Alice Walsh: Data Jobs in Pharma

Alice Walsh

Continuing with the theme of my last few posts about pharma data, I was interested in exploring trends in job descriptions across different big pharma companies.

This rainy-day project might interest other data folks in the pharma industry. Pharma companies are hiring for many roles that need R/Python skills. I am interested in how these teams can be successful across the pharma ecosystem and translate the investment in data science into meaningful gains that can lead to better medicines.

Background

I was primarily interested in the following:

How many data-intensive jobs (which I consider a catch-all term for data science, biostatistics, computational biology, data engineering, etc.) are major pharma companies hiring for?
Are some companies hiring for more “data jobs” than others?
Are there differences in the skills these companies are looking for?

I collected data from a popular job posting site using web scraping techniques. I used python and bash scripts to do that part. I will focus here on some exploratory analysis and observations.

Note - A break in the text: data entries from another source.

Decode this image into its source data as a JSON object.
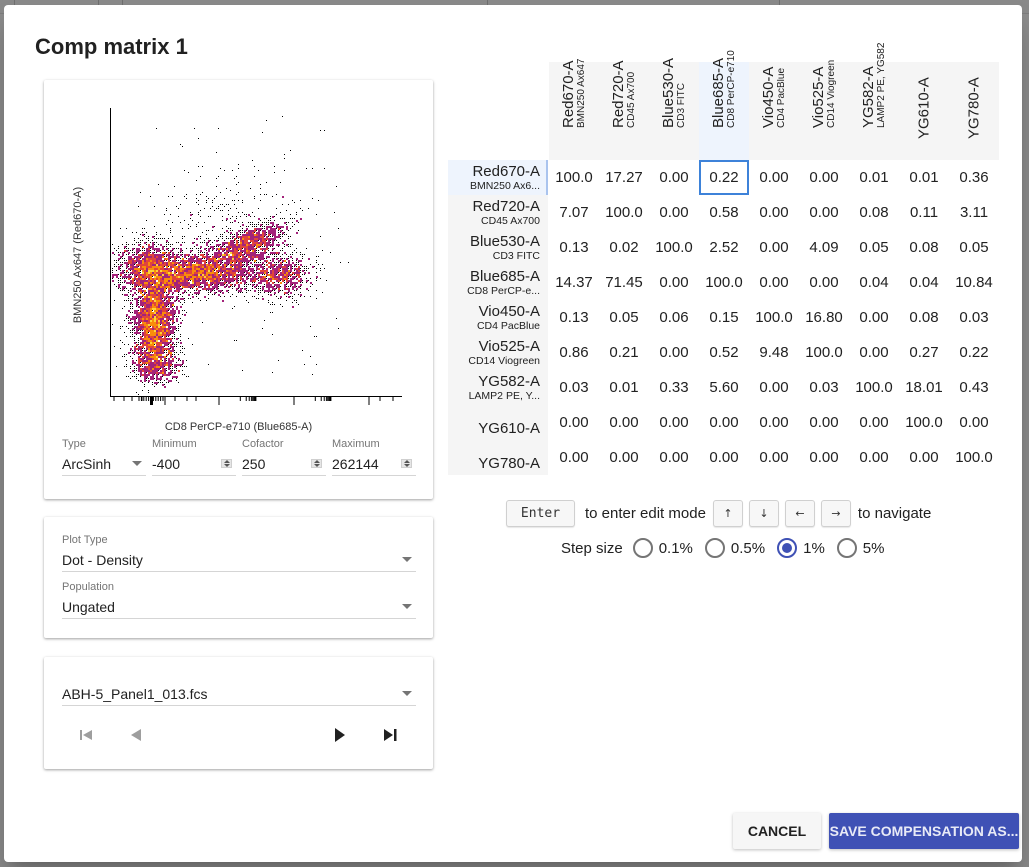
{
  "dialog": {
    "title": "Comp matrix 1"
  },
  "plot": {
    "type": "density-dot",
    "x_label": "CD8 PerCP-e710 (Blue685-A)",
    "y_label": "BMN250 Ax647 (Red670-A)",
    "colormap": [
      "#000000",
      "#2a0b4d",
      "#5c1487",
      "#a3237a",
      "#e0453b",
      "#f98c0a",
      "#fbd43a",
      "#fcffa4"
    ]
  },
  "scale": {
    "type_label": "Type",
    "type_value": "ArcSinh",
    "min_label": "Minimum",
    "min_value": "-400",
    "cofactor_label": "Cofactor",
    "cofactor_value": "250",
    "max_label": "Maximum",
    "max_value": "262144"
  },
  "options": {
    "plot_type_label": "Plot Type",
    "plot_type_value": "Dot - Density",
    "population_label": "Population",
    "population_value": "Ungated"
  },
  "file": {
    "selected": "ABH-5_Panel1_013.fcs",
    "nav": {
      "first": "first-file",
      "prev": "previous-file",
      "next": "next-file",
      "last": "last-file"
    }
  },
  "matrix": {
    "columns": [
      {
        "channel": "Red670-A",
        "marker": "BMN250 Ax647"
      },
      {
        "channel": "Red720-A",
        "marker": "CD45 Ax700"
      },
      {
        "channel": "Blue530-A",
        "marker": "CD3 FITC"
      },
      {
        "channel": "Blue685-A",
        "marker": "CD8 PerCP-e710"
      },
      {
        "channel": "Vio450-A",
        "marker": "CD4 PacBlue"
      },
      {
        "channel": "Vio525-A",
        "marker": "CD14 Viogreen"
      },
      {
        "channel": "YG582-A",
        "marker": "LAMP2 PE, YG582"
      },
      {
        "channel": "YG610-A",
        "marker": ""
      },
      {
        "channel": "YG780-A",
        "marker": ""
      }
    ],
    "rows": [
      {
        "channel": "Red670-A",
        "marker": "BMN250 Ax6...",
        "values": [
          "100.0",
          "17.27",
          "0.00",
          "0.22",
          "0.00",
          "0.00",
          "0.01",
          "0.01",
          "0.36"
        ]
      },
      {
        "channel": "Red720-A",
        "marker": "CD45 Ax700",
        "values": [
          "7.07",
          "100.0",
          "0.00",
          "0.58",
          "0.00",
          "0.00",
          "0.08",
          "0.11",
          "3.11"
        ]
      },
      {
        "channel": "Blue530-A",
        "marker": "CD3 FITC",
        "values": [
          "0.13",
          "0.02",
          "100.0",
          "2.52",
          "0.00",
          "4.09",
          "0.05",
          "0.08",
          "0.05"
        ]
      },
      {
        "channel": "Blue685-A",
        "marker": "CD8 PerCP-e...",
        "values": [
          "14.37",
          "71.45",
          "0.00",
          "100.0",
          "0.00",
          "0.00",
          "0.04",
          "0.04",
          "10.84"
        ]
      },
      {
        "channel": "Vio450-A",
        "marker": "CD4 PacBlue",
        "values": [
          "0.13",
          "0.05",
          "0.06",
          "0.15",
          "100.0",
          "16.80",
          "0.00",
          "0.08",
          "0.03"
        ]
      },
      {
        "channel": "Vio525-A",
        "marker": "CD14 Viogreen",
        "values": [
          "0.86",
          "0.21",
          "0.00",
          "0.52",
          "9.48",
          "100.0",
          "0.00",
          "0.27",
          "0.22"
        ]
      },
      {
        "channel": "YG582-A",
        "marker": "LAMP2 PE, Y...",
        "values": [
          "0.03",
          "0.01",
          "0.33",
          "5.60",
          "0.00",
          "0.03",
          "100.0",
          "18.01",
          "0.43"
        ]
      },
      {
        "channel": "YG610-A",
        "marker": "",
        "values": [
          "0.00",
          "0.00",
          "0.00",
          "0.00",
          "0.00",
          "0.00",
          "0.00",
          "100.0",
          "0.00"
        ]
      },
      {
        "channel": "YG780-A",
        "marker": "",
        "values": [
          "0.00",
          "0.00",
          "0.00",
          "0.00",
          "0.00",
          "0.00",
          "0.00",
          "0.00",
          "100.0"
        ]
      }
    ],
    "selected_cell": {
      "row": 0,
      "col": 3
    }
  },
  "hints": {
    "enter_key": "Enter",
    "enter_text": "to enter edit mode",
    "arrow_keys": [
      "↑",
      "↓",
      "←",
      "→"
    ],
    "navigate_text": "to navigate",
    "step_label": "Step size",
    "step_options": [
      "0.1%",
      "0.5%",
      "1%",
      "5%"
    ],
    "step_selected": "1%"
  },
  "actions": {
    "cancel": "CANCEL",
    "save": "SAVE COMPENSATION AS..."
  },
  "colors": {
    "accent": "#3f51b5",
    "selection": "#3d82d9"
  }
}
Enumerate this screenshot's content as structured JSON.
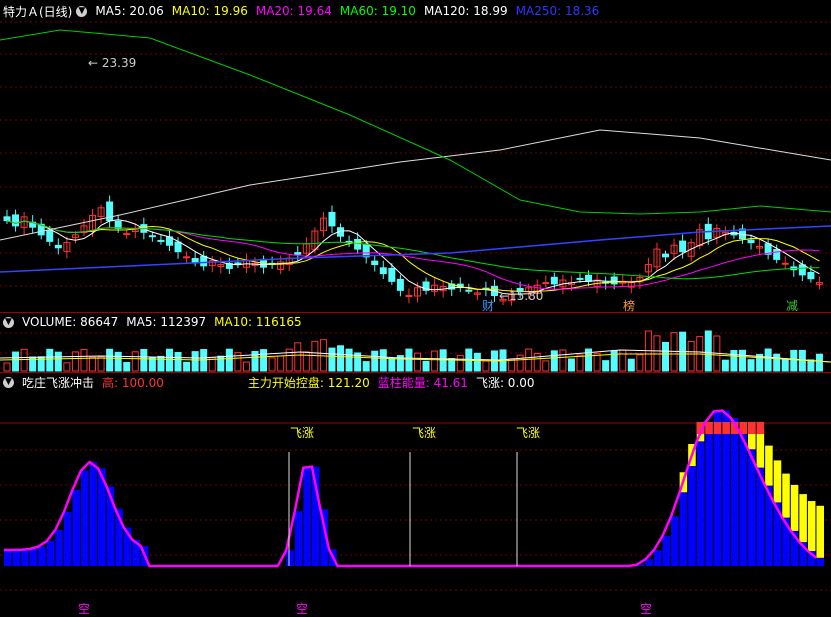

I used the same list of the largest pharma companies as my previous post on data science tweets (and added Genentech because their posts are separate from Roche).

Review the data

First, load some packages.

library(dplyr)     # data wrangling
library(gt)        # make nice tables
library(ggplot2)   # nice plots
library(tidytext)  # used for tokenizing bigrams
library(tidylo)    # used to compare word usage between posts

# plot theme
theme_set(theme_minimal(base_family = "Avenir"))
color_values <-
  setNames(colorspace::desaturate(
    c("deepskyblue1",
      "deepskyblue2",
      "deepskyblue3",
      "deepskyblue4"), amount = 0.5),
    as.factor(1:4))

# set seed
set.seed(1786)

The data contains information on the company, title, and the full text of the description. The data is limited to jobs located in the United States.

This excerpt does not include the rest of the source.